Сын при этих словах смутился. Табачок был хорош, чертовски хорош. Вот только достался он Альбрехту не совсем честным путем. В Пардубице орлами из гестапо был арестован склад одного еврейского торговца табаком и сигаретами. Хозяина отправили в гетто, табак отправили в войска, а сигаретками гестаповцы любезно поделились с дежурным офицером, выделившим для перетаскивания табака нескольких солдат. Этим офицером был, естественно Альбрехт Зееман.
— Хочешь, пару пачек могу подарить?
— Спасибо! Спасибо... но не нужно, — пыхнул трубкой отец, — ты ведь знаешь — я привык к своей трубке и к этой румынской дряни. В моем возрасте, сынок, привычки не меняют. Кури, чего уж там! Скажи, а действительно ли к немцам в Судетах так плохо относились. Слышал я краем уха кое-какие сомнения.
Альбрехт глубоко затянулся и выпустил струю дыма в направлении окна. Отец, конечно, товарищ проверенный, но стоит ли подвергать сомнению приказы фюрера и действия командования. Поэтому он очень осторожно сказал:
— Некоторые... перегибы были, несомненно. К тому же, я провел там слишком мало времени, чтобы об этом судить. Но думаю, отец, что фюреру все-таки видней.
— Очень рад, что ты так считаешь, мой мальчик! — раскрыл объятия Отто, — когда армия начинает сомневаться в своем командующем, то ничего хорошего ждать от такой армии не приходится. Эх, молодость моя, молодость! Где ты?

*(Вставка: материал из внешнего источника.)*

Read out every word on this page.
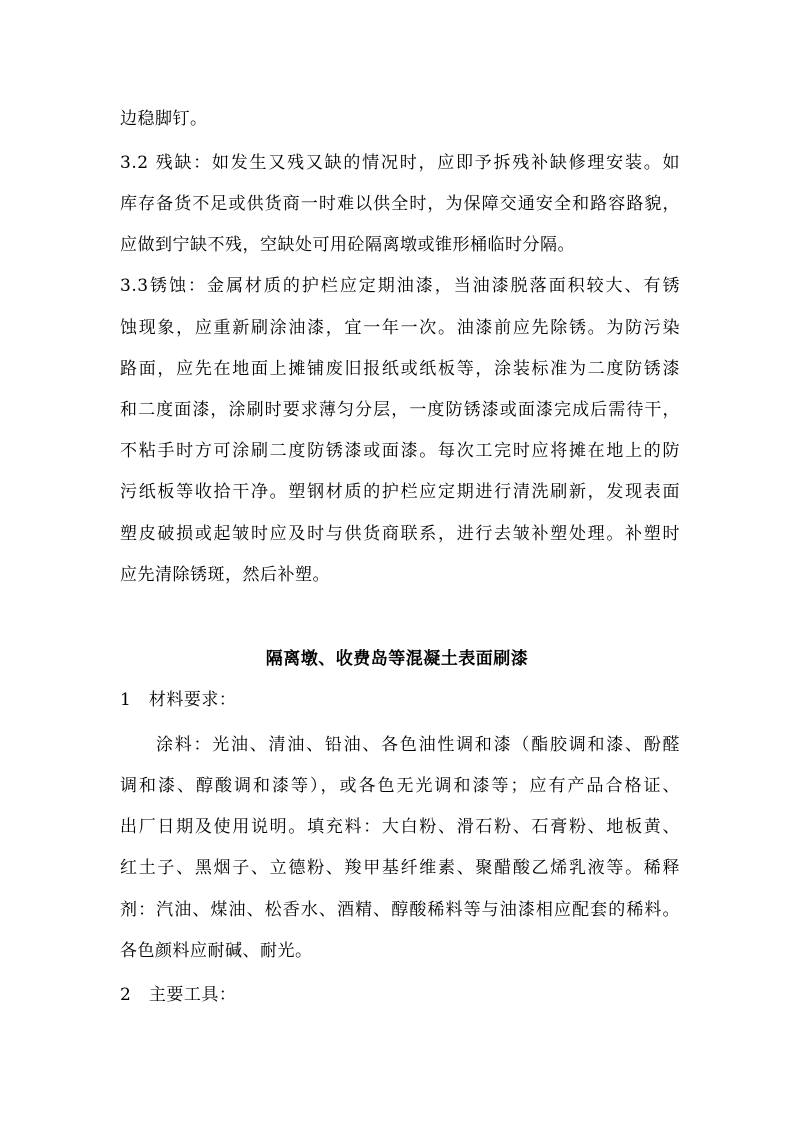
边稳脚钉。
3.2 残缺：如发生又残又缺的情况时，应即予拆残补缺修理安装。如
库存备货不足或供货商一时难以供全时，为保障交通安全和路容路貌，
应做到宁缺不残，空缺处可用砼隔离墩或锥形桶临时分隔。
3.3锈蚀：金属材质的护栏应定期油漆，当油漆脱落面积较大、有锈
蚀现象，应重新刷涂油漆，宜一年一次。油漆前应先除锈。为防污染
路面，应先在地面上摊铺废旧报纸或纸板等，涂装标准为二度防锈漆
和二度面漆，涂刷时要求薄匀分层，一度防锈漆或面漆完成后需待干，
不粘手时方可涂刷二度防锈漆或面漆。每次工完时应将摊在地上的防
污纸板等收拾干净。塑钢材质的护栏应定期进行清洗刷新，发现表面
塑皮破损或起皱时应及时与供货商联系，进行去皱补塑处理。补塑时
应先清除锈斑，然后补塑。
隔离墩、收费岛等混凝土表面刷漆
1　材料要求：
涂料：光油、清油、铅油、各色油性调和漆（酯胶调和漆、酚醛
调和漆、醇酸调和漆等），或各色无光调和漆等；应有产品合格证、
出厂日期及使用说明。填充料：大白粉、滑石粉、石膏粉、地板黄、
红土子、黑烟子、立德粉、羧甲基纤维素、聚醋酸乙烯乳液等。稀释
剂：汽油、煤油、松香水、酒精、醇酸稀料等与油漆相应配套的稀料。
各色颜料应耐碱、耐光。
2　主要工具：
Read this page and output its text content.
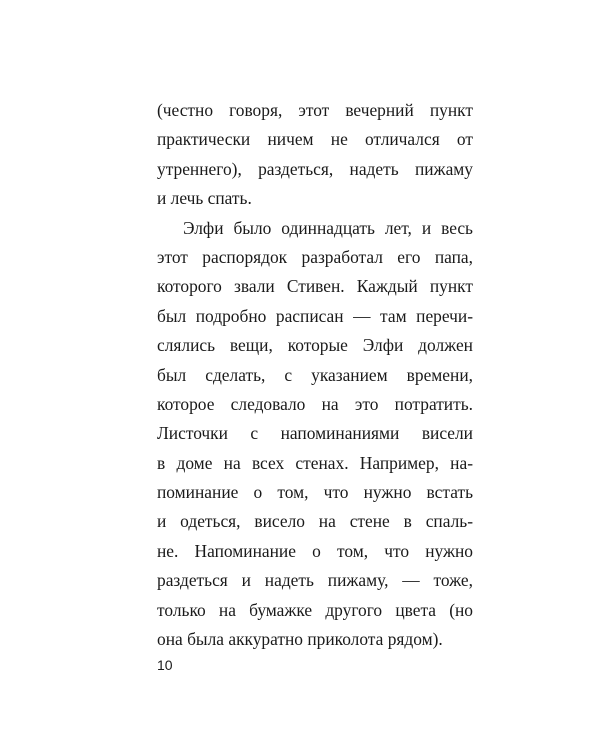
(честно говоря, этот вечерний пункт
практически ничем не отличался от
утреннего), раздеться, надеть пижаму
и лечь спать.
Элфи было одиннадцать лет, и весь
этот распорядок разработал его папа,
которого звали Стивен. Каждый пункт
был подробно расписан — там перечи-
слялись вещи, которые Элфи должен
был сделать, с указанием времени,
которое следовало на это потратить.
Листочки с напоминаниями висели
в доме на всех стенах. Например, на-
поминание о том, что нужно встать
и одеться, висело на стене в спаль-
не. Напоминание о том, что нужно
раздеться и надеть пижаму, — тоже,
только на бумажке другого цвета (но
она была аккуратно приколота рядом).
10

— Папа, я — твоя вторая молодость! — произнес Альбрехт, обнимая отца.
Отто смахнул внезапно выступившие слезы и произнес:
— Сынок, а не сходить ли нам по такому поводу в "Der leichte Schaum"? Он недавно открылся, и его хозяин — мой старинный приятель. А затем... а затем я приготовил еще один сюрприз. Тебе понравится.
— Отчего же, — согласился Альбрехт, — только мне, наверное, стоит переодеться в гражданское платье.
— Зачем? Ведь тебе так идет военная форма...
Сын смущенно улыбнулся, но сказал, что краем уха слышал о строгости военных патрулей. Одним словом, если херр Зееман мечтал продемонстрировать приятелям отпрыска в полной парадной форме, то следует выбрать более удачное время и место. Отто горестно вздохнул и признал справедливость слов сына. Черную шинель от "Schutzstaffeln" со знаками отличия труппфюрера пришлось оставить висеть на вешалке; ее сменило демисезонное пальто с тяжелым каракулевым воротником — середина января в Саксонии выдалась на редкость студеной. Альбрехт надел утепленный плащ и фетровую шляпу, которую когда-то ему подарила мать на двадцатилетие. Отто взял в руки свою любимую трость, больше походившую на альпеншток, и объявил, что он готов к выходу. Этой тростью в случае нужды можно было отбиться от злой собаки или даже чувствительно перетянуть кого-нибудь по спине — набалдашник у нее был выточен из слоновой кости.
"Легкая Пена" располагалась на соседней улице и оказалась небольшим трактиром, где чудаковатого вида хозяин предлагал своим гостям около двадцати сортов пива. Десять из них являлись его "ноу-хау" и были получены от лежащего на смертном одре отца. Причем три из этих десяти рецептов старый кретин твердо намеревался унести с собой в могилу. Но нынешний хозяин трактира оказался очень настойчивым.
— Брешет, как старый еврей! — фыркнул Отто, сдувая с литровой кружки тяжелую шапку пены, — и трактир он свой неправильно назвал. Ну, какая же она "легкая"? Третий раз дую — хотя бы на дюйм сдвинулась!
— Мой командир говорит, что чем тяжелее пенная шапка, тем пиво лучше! — наставительно произнес Альбрехт.
— Твой командир может быть асом в работе с солдатами, но в пиве он ни черта не смыслит! — заявил Отто, отхлебывая темный, почти черный напиток, — пена у настоящего пива должна стоять ровно две минуты! А не полчаса... Руфус! Да ты притащишь эти проклятые колбаски, или мы будем пить на пустой желудок?!?
— Сию минуту, херр труппфюрер! — отозвался из-за стойки хозяин, — Отто, да потерпи ты немного! Не видишь — у меня сегодня много посетителей!
— У тебя всегда до черта посетителей! — громко проворчал херр Зееман, — а у меня сын не каждый день бывает!
Трактирщик краем уха уловил недовольное ворчание и отправил к Зееманам помощника с подносом. Помимо традиционной кислой капусты и сосисок, употребляемых обычно бюргерами, в "Легкой Пене" подавали тонкие соленые охотничьи колбаски. Они пользовались повышенным спросом у посетителей, поедались килограммами и запивались бочонками пива. Старина Руфус Обергаус знал свое ремесло на "отлично", и заведение его процветало. Несмотря на тяжеленные пивные шапки, что свисали с каждой пивной кружки и занимали до четверти полезного места.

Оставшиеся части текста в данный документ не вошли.